NEW BOSTON, Texas — After spending a month and three meetings to consider a proposed optional higher cap placed on property tax rates, Bowie County Commissioners approved having the optional rate available to them Monday.
The court, in a 3 to 1 vote, agreed to have a proposed optional property tax rate cap of 8% available — if it ever becomes necessary — to potentially replace the state’s current 3.5% property tax rate cap.
Bowie County Judge Bobby Howell stressed that this measure isn’t at all a property tax increase of any kind.

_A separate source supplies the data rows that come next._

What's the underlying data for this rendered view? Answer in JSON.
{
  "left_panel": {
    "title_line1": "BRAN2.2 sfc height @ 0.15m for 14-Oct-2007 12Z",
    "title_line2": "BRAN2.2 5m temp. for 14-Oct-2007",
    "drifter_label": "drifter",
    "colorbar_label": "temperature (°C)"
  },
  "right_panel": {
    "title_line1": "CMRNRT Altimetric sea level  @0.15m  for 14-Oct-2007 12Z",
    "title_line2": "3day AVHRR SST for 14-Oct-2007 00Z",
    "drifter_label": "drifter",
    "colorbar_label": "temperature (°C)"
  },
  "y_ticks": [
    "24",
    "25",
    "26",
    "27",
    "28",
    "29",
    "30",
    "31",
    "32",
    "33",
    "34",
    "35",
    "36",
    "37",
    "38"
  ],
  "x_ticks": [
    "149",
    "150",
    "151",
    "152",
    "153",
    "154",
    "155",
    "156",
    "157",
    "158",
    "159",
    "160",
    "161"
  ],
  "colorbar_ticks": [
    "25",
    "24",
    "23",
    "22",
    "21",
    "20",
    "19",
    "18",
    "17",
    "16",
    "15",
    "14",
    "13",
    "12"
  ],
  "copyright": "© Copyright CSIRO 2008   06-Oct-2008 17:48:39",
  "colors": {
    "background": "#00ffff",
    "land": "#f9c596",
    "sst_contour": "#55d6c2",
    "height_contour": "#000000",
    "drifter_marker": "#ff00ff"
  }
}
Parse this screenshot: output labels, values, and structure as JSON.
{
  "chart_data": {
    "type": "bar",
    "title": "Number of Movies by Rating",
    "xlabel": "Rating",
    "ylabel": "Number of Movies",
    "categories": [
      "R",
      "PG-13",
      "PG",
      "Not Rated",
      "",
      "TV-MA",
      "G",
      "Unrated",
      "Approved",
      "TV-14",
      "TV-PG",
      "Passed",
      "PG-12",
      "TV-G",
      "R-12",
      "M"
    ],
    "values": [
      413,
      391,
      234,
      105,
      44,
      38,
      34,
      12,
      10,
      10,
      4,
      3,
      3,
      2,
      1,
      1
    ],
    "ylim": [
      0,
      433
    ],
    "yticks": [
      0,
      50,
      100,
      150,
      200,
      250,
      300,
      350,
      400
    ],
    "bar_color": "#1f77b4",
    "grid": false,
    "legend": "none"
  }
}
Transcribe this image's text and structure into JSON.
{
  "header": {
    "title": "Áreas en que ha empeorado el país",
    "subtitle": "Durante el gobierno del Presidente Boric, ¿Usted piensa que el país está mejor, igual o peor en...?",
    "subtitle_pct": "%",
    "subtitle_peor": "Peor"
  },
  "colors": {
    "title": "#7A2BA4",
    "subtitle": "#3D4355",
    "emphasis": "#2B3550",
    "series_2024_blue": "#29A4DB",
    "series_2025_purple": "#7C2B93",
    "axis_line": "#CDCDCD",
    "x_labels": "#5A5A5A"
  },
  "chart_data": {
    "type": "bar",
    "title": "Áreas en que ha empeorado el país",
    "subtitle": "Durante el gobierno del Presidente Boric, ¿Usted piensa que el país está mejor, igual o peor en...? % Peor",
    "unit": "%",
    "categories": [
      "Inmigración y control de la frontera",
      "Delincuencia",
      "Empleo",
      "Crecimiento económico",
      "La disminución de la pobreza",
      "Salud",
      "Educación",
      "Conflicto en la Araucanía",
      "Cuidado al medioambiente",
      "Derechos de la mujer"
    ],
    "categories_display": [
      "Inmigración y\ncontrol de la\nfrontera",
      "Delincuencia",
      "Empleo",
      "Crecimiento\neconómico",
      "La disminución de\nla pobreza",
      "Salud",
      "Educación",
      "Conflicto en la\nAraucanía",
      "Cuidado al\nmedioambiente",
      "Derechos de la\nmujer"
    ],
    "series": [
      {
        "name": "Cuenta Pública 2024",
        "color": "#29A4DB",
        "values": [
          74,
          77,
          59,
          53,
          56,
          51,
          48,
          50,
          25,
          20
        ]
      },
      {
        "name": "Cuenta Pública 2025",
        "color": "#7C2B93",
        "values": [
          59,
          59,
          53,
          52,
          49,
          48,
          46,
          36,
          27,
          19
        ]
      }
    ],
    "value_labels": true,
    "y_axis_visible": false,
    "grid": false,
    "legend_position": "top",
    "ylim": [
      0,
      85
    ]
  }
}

“This isn’t a vote to raise property taxes at all,” Howell said during the Monday meeting. “This (new proposed property tax rate cap) is only an option we will have available to us, in case we need to raise the tax rate.”
The Austin-based County Judges & Commissioners Association of Texas recently submitted a report from their General Counsel, which attributes the need for a potential higher property tax rate cap option to the possible need for more money — owing to the threat of a financial fallout related to the continuing and ongoing COVID-19 pandemic.
“The COVID-19 epidemic struck, essentially halting all economic and governmental activity for two months,” the report states. “Sales tax revenues have plummeted. The specter of another wave of coronavirus and its effects on revenues and expenditures clouds the horizon for next year. With no commitment for additional state or federal assistance, counties must craft a budget and tax rate, that can survive the tests.”
The report states that “counties are strenuously attempting to hold expenditure to the absolute minimum, to reduce the burden on their taxpayers.” However, the report goes on to add that “reductions in other revenues ( such as sales taxes, fines and fees) may compel a greater reliance on property taxes.”
In other business, commissioners appointed DeKalb resident Vincent Nelson to replace Paul Brantly on the county’s Emergency Services District 6. Brantly resigned July 9. Nelson will serve the remainder of the vacated term, which will end Dec. 31, 2020.